Sei es, dass man ihnen für den Fall des Misslingens eines Putschversuchs ein sicheres Asyl anbietet. Sei es, dass man ihnen garantiert, ihr (wie auch immer erworbenes) Vermögen behalten zu können und in Hinblick auf die im Dienste der Diktatoren begangene Verbrechen straffrei zu bleiben. Das wäre eine in einer ethischen Güterabwägung durchaus akzeptable Form der tätigen Reue und Kronzeugen-Konstruktion (die sich ziemlich von der gegenwärtigen Farce in der österreichischen Justiz unterscheidet).

  • Gleichzeitig sollte man sich aber auch darüber klar werden, dass von Tag zu Tag die Hoffnung unrealistischer geworden ist, dass die Mullahs oder Putins zu Frieden und Nachgeben bereit wären.

Beide werden sich bis zum letzten Tag an die Macht klammern. Beide spüren, dass es inzwischen wohl zu spät für eine Umkehr in die zivilisierte Welt ist. Bei beiden ist die Gefahr groß, dass sie lieber ihr Land mit sich in den Untergang reißen wollen.

  • Am Rande des Konflikts gerät ein anderes Land derzeit zunehmend zwischen die Fronten: Das ist Israel.

Auf der einen Seite hat Israel die offenbar besten Raketenabwehrsysteme der Welt (in leidvoller Erfahrung mit dem von Iran gesponserten arabischen Terror) entwickelt, also genau das, was die Ukraine so dringend benötigen würde.

Auf der anderen Seite fürchtet Israel aber Racheaktionen der in Syrien stehenden Russen gegen sich selbst und Racheaktionen gegen die noch in Russland verbliebenen Juden. Es liefert der Ukraine daher vorerst nichts. Offen mag bleiben, ob auch die zahlenmäßig starke Gruppe jüdischer Einwanderer aus der ehemaligen Sowjetunion innerisraelisch Einfluss ausübt, sich nicht gegen Russland zu stellen.

Auf der gleichsam dritten Seite aber ist Israel jenes Land, das das stärkste – und total legitime, wenn auch von den Europäern nie ganz begriffene – Eigeninteresse daran hat, dass der Iran keine fertigen Atombomben entwickeln kann. Dieses Ziel aber kann Israel, wenn überhaupt, nur mit Hilfe der USA erreichen. Die haben jedoch derzeit die Hilfe für die Ukraine als Hauptziel und akzeptieren nicht wirklich, warum Israel der Ukraine nicht gegen iranische Raketen hilft. Was ebenfalls verständlich ist.

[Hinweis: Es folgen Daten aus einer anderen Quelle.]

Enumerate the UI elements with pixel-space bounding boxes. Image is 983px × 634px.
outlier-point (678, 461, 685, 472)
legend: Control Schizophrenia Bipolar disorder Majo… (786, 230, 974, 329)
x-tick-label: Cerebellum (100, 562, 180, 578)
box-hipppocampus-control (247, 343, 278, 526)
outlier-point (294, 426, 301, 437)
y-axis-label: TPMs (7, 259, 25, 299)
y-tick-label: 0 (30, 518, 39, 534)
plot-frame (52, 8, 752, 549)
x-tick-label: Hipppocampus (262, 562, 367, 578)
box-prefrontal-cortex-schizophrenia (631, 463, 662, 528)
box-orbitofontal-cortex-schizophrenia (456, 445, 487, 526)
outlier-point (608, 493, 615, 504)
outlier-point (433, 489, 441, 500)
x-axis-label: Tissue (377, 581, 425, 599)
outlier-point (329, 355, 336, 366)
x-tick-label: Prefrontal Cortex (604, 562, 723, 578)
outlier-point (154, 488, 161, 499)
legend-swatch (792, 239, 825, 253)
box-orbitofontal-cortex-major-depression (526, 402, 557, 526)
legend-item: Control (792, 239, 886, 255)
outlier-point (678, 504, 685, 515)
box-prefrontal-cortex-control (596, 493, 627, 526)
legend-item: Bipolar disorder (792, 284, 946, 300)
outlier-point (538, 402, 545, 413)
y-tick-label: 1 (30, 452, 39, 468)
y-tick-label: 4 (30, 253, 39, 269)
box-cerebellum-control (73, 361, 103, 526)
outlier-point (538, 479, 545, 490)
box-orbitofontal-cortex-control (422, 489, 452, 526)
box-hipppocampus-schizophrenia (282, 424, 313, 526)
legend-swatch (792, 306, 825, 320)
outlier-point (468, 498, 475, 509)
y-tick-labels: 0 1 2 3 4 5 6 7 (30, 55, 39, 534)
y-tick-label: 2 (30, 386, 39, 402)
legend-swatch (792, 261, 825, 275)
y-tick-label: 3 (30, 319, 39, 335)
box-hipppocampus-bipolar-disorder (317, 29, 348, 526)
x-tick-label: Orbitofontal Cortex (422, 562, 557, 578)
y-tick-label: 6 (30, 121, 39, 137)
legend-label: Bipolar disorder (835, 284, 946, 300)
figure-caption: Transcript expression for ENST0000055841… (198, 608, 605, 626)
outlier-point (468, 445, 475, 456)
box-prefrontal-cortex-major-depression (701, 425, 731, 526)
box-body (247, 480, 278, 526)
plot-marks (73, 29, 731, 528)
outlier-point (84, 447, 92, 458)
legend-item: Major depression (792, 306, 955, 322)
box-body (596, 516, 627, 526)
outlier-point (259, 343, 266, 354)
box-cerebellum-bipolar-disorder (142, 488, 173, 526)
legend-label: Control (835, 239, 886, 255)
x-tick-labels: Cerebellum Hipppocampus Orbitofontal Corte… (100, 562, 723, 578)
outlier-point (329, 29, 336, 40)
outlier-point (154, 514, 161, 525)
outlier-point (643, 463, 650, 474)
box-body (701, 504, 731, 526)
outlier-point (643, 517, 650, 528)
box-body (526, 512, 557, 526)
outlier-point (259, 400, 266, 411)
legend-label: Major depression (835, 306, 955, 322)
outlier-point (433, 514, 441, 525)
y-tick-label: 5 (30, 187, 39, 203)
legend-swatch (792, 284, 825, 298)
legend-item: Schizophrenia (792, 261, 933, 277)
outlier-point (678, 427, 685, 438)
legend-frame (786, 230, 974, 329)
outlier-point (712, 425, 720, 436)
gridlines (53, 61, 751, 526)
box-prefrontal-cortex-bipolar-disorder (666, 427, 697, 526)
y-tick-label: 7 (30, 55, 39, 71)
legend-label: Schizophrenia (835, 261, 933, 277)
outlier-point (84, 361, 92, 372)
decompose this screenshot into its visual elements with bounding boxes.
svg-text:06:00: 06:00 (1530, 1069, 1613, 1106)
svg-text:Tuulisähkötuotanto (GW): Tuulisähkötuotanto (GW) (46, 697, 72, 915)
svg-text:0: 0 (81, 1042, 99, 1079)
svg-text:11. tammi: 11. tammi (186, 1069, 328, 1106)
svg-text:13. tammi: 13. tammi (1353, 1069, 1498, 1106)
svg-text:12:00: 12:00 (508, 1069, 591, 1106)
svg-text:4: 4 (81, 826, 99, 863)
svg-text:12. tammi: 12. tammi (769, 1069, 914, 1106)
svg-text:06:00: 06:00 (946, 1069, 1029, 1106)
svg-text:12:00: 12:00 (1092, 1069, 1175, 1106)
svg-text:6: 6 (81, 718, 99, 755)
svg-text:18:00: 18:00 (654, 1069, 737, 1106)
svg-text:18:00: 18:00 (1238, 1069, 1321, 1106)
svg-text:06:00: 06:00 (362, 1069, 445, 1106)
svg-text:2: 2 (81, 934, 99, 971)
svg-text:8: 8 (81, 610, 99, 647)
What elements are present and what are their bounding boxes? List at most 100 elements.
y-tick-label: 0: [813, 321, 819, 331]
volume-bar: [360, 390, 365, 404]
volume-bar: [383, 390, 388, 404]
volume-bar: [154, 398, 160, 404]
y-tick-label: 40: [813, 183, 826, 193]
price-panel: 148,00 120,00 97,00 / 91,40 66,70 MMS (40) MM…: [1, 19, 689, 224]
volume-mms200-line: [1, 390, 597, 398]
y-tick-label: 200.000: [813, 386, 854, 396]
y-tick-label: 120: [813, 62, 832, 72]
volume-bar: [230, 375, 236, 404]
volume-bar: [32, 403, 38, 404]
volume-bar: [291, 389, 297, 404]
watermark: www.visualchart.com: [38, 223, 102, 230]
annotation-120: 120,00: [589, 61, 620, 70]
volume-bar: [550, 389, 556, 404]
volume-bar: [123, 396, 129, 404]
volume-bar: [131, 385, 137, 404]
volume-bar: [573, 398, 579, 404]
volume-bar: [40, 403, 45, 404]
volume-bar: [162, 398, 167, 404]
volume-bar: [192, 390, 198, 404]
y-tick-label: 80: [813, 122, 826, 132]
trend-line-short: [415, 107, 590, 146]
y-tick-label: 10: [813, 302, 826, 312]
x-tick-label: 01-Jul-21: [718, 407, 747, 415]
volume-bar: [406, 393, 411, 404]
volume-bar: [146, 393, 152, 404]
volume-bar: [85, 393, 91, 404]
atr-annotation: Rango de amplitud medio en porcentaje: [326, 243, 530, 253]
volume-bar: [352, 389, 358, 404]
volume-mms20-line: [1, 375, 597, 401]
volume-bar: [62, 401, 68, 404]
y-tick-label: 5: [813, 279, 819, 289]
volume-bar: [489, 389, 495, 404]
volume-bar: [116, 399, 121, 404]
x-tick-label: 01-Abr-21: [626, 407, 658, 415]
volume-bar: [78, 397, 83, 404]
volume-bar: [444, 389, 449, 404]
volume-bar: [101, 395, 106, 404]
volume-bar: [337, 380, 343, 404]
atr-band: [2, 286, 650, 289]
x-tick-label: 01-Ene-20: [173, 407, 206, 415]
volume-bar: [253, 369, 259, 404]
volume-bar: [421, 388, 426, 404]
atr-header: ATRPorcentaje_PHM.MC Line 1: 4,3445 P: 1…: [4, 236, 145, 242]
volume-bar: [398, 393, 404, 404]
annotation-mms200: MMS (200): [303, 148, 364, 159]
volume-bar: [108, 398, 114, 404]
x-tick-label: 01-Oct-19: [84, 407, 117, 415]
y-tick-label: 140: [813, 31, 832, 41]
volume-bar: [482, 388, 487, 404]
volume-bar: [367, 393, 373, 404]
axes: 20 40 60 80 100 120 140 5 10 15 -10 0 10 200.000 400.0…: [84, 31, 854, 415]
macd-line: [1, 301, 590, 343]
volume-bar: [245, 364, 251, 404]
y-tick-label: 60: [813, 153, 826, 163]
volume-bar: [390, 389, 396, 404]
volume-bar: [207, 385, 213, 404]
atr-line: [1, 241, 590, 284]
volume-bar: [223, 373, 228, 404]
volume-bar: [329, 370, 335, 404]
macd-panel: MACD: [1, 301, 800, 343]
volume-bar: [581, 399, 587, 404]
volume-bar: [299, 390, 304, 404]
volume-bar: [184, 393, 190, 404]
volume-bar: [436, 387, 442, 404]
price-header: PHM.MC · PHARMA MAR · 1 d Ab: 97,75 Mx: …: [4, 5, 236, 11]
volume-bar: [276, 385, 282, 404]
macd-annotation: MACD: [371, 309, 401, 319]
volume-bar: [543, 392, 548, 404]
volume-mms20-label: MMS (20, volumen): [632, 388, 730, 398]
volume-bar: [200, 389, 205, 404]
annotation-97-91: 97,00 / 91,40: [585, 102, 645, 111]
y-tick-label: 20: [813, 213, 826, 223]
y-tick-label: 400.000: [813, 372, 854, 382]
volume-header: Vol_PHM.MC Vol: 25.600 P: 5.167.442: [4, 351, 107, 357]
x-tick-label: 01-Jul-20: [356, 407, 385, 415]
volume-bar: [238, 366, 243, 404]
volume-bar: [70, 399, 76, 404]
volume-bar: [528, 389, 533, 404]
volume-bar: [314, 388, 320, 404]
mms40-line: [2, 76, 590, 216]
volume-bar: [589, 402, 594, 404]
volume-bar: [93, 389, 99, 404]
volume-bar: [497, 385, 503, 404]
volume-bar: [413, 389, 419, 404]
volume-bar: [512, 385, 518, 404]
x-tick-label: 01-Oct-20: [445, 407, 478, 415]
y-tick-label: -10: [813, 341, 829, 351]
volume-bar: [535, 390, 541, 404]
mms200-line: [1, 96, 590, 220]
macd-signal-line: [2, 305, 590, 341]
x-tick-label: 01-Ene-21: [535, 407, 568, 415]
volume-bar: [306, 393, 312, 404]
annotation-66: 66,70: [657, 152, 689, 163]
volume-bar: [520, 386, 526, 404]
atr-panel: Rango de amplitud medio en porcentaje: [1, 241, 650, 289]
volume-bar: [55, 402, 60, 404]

Also: Je näher Russland und Iran zusammenrücken, umso mehr wird Israel doch motiviert sein, der Ukraine zu helfen.

  • Ein anderes Volk, das jahrzehntelang immer zwischen den Fronten zerrieben worden ist, steht jetzt hingegen überall auf der richtigen Seite – zumindest moralisch. Das sind die Kurden.

Sie stehen an der Spitze des inneriranischen Aufruhrs. Sie wehren sich tapfer gegen den türkischen Imperialismus. Die von ihnen kontrollierten Gebiete in Syrien und im Irak sind geradezu Inbegriff geordneter Verhältnisse im Vergleich zu den arabischen Gebieten. Sie haben Christen und Jesiden am wirksamsten gegen den – vom Nato-Land Türkei unterstützten! – islamistischen Terror unterstützt.

Sie haben sich freilich auch mit dem syrischen Diktator Assad arrangiert. Aber das war zweifellos notgedrungen. Und die Kurdengebiete sind gleichzeitig ein Gegenbeispiel, wie man im Unterschied zu Assad auch im Krieg die Menschenrechte zumindest ansatzweise beachten kann.

  • Last not least sollte man sowohl bei den Russen als auch den Persern aber eines nicht vergessen: Sie sind zu Recht stolze alte Kulturvölker.

Dies gilt es zu akzeptieren und gleichsam als Botschaft an beide Völker zu würdigen – auch wenn der in der jeweils eigenen Geschichte dieser Völker und in der Sehnsucht nach einstiger Größe wurzelnde Imperialismus inakzeptabel ist. Aber dieser Imperialismus wird da wie dort nicht vom Volk getragen, sondern von einer durch wirre Ideologen und Ideologien wie auch durch Machtgier getriebenen Führungsschicht.

PS:  Der dem "Islamischen Staat", also einer sunnitischen Terrororganisation, zugeschriebene blutige Anschlag auf eine schiitische Moschee parallel zur demokratischen, antiislamischen Massenerhebung ist mehr als mysteriös. Er erfüllt nämlich nur eine einzige Funktion: Er wird verwendet, um die Freiheitsbewegung auf den Straßen des Iran zu diskreditieren. Diese hat aber so wenig Ähnlichkeiten mit dem sunnitischen Islamismus (der ja in seinen Herrschaftsgebieten die Frauen nicht nur unters Kopftuch, sondern gleich in unförmige Säcke gezwungen hat!), sodass es überhaupt nicht überraschen würde, wenn sich  herausstellen sollte, dass dieser Anschlag in Wahrheit vom Regime selbst lanciert worden ist.